The "rhythm and law of God, perceived in Scripture and creation" used to shape life, but times have changed, says the author.
The "rhythm and law of God, perceived in Scripture and creation" used to shape life, but times have changed, says the author.
Published March 9, 2016

Our lives are increasingly controlled, in every aspect, by economic and technological factors. Broadly speaking, culture is so infused with these considerations that it is difficult to see them clearly. For all but a few of our elders, our waking and sleeping are shaped by the dictates of a rather unforgiving pattern, crafted by an economically based technocracy. This is now the air that we breathe: it appears to be our life and death.

It may be hard to remember that it wasn’t always so. If you are young enough, a time when it was not so is unimaginable-location, community and family used to control us much more than today. More important, it was the rhythm and law of God, perceived in Scripture and creation, that we said was the most important element in shaping life.

When the church was more a part of the way things ran in society-at our best-we worked toward the common good. We applied our understanding of the rhythm and law of God as a pastoral comfort and ethical guideline for our members’ individual lives, as well as their participation in a larger reality where church and society were often seen as the same.

As conditions have changed, we have not changed our basic strategy. We still help people; but under the changed conditions, it now seems that we are more about helping people cope with the strain of technocracy rather than shaping them in the truth and life of God.

Yes, it would be very hard to challenge the basic direction of things these days and still have a goal of serving the common good. But is the common good best served by each of us hopping on a ship that is steered by technocracy and the culture of money? We are to have life, and live more abundantly, says Jesus, but does that mean we are to be fitted out to succeed in an environment shaped by assumptions and values that are at odds with our Saviour and ruler?

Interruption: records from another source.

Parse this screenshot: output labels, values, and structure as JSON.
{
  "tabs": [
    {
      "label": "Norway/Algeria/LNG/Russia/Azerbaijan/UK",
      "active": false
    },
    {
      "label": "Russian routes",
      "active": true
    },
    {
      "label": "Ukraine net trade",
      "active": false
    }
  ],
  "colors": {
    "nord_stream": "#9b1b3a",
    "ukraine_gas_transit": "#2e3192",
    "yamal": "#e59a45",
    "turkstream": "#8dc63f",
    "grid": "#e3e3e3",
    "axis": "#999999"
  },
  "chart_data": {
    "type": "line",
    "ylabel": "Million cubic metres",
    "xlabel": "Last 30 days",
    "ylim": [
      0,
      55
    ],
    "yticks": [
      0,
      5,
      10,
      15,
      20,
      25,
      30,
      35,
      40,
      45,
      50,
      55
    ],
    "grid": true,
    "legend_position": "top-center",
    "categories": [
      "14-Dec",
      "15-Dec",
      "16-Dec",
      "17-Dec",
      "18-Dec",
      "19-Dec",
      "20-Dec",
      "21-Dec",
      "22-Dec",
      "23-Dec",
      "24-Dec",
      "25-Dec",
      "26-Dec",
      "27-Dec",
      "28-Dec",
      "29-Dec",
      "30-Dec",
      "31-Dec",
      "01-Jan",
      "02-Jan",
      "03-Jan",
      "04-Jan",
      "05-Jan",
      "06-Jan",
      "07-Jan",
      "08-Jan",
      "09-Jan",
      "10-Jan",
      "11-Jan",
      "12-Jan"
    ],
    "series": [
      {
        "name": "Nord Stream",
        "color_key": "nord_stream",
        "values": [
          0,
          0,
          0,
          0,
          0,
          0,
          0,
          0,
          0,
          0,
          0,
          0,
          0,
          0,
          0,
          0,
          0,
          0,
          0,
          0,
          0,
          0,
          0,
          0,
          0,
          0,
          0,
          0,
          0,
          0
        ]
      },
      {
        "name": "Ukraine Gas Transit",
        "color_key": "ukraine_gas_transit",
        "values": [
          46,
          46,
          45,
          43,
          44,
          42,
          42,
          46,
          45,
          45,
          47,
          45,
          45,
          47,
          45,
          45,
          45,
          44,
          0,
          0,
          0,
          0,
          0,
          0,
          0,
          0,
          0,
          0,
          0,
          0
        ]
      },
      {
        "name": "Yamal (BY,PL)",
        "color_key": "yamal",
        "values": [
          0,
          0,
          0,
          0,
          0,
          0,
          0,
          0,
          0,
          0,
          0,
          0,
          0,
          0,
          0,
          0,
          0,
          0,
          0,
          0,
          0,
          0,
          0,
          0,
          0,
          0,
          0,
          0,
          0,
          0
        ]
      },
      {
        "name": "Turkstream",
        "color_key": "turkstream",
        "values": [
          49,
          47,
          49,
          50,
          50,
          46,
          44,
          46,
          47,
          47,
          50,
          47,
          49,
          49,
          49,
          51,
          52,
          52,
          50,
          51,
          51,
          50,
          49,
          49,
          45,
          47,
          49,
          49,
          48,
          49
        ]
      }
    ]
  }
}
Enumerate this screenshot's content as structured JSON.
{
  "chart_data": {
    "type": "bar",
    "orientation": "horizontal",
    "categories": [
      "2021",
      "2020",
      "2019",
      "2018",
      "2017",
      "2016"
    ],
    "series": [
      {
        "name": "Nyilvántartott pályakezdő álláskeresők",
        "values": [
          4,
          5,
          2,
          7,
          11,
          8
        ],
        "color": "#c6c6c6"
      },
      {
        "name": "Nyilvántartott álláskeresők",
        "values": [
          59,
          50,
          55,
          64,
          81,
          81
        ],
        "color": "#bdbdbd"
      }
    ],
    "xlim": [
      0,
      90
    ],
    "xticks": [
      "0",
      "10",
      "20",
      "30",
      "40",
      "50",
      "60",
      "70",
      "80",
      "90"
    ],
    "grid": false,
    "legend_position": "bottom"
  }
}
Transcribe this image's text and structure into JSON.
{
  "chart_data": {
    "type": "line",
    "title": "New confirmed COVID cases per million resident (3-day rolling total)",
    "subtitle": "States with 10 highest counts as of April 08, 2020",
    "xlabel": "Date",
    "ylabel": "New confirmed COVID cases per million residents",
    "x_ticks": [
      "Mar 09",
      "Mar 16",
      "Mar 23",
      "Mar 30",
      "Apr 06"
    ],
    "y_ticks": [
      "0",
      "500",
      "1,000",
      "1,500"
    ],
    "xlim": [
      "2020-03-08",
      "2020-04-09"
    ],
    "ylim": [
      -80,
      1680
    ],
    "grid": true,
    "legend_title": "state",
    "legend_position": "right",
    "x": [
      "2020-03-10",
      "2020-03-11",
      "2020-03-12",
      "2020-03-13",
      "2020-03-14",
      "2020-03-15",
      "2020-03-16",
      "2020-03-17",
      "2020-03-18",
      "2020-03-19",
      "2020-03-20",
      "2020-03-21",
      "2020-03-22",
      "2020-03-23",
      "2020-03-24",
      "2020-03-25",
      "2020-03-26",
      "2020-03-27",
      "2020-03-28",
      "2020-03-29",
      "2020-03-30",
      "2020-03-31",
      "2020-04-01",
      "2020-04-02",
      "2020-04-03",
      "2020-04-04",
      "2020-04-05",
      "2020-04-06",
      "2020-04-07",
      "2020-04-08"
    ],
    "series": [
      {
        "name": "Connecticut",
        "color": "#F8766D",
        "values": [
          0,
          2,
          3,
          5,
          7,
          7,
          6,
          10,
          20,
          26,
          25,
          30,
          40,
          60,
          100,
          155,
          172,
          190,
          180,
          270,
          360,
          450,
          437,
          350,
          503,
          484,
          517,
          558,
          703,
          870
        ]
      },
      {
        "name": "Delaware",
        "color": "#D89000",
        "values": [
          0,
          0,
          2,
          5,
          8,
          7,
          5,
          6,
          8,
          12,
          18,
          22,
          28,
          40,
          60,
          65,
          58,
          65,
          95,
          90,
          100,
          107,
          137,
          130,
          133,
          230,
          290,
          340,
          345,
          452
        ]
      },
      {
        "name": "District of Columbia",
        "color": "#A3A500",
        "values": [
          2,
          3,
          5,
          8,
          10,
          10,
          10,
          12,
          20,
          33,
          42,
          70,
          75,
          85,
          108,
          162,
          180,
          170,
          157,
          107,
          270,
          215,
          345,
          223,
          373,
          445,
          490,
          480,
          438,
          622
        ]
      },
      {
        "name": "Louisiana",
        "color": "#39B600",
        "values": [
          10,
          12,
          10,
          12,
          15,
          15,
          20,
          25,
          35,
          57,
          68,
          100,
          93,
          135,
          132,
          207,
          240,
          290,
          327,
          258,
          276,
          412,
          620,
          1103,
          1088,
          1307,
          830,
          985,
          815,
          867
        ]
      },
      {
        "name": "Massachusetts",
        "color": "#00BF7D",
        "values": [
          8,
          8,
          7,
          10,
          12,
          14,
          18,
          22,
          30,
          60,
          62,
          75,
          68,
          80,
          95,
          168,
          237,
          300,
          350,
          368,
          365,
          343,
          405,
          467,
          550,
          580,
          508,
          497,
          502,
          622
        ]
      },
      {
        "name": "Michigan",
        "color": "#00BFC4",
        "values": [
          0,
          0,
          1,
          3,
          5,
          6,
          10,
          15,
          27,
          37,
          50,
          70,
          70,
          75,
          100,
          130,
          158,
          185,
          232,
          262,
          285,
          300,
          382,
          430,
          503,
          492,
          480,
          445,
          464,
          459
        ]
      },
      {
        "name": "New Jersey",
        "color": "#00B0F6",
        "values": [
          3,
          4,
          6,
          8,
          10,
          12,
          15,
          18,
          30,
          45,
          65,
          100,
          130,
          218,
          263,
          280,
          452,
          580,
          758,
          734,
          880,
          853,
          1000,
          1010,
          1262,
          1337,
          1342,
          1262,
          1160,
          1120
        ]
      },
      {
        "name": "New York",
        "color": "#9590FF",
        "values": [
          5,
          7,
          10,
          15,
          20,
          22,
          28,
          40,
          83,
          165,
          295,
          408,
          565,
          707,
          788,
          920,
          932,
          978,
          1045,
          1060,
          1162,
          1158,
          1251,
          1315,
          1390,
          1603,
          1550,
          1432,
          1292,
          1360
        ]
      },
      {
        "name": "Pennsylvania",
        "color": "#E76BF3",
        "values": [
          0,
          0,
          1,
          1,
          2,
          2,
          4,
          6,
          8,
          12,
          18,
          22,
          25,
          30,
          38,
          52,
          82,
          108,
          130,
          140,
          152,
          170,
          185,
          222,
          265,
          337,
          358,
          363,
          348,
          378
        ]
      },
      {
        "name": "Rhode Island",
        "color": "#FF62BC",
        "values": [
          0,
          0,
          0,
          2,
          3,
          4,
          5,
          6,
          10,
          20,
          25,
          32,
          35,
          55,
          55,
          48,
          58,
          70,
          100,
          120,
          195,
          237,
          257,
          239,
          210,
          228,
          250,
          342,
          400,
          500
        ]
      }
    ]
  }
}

Love God, first and above all, and your neighbour as yourself. This Word should challenge us right now, as well as our society. It should shape our preaching and our living, and put us at odds with the way things are.

As I look at much of what we say, it seems that we only ask each other to be exceptionally polite and to be as quietly pious as possible, as we succeed by the rules that our broader culture says are non-negotiable-ignore the poor (some would say to blame them), succeed by satisfying greed and measure accomplishment by material acquisition and occupational attainment rather than moral behaviour. We know that isn’t the truth and we know that isn’t the way to true happiness. We know that Jesus confronts it. I really believe it is time to preach it and live it again. Only God can save us; only in God are we to find peace.


  • Mark MacDonald

    Mark MacDonald was national Indigenous Anglican bishop of the Anglican Church of Canada from 2007 to 2019, and national Indigenous Anglican archbishop from 2019 to 2022.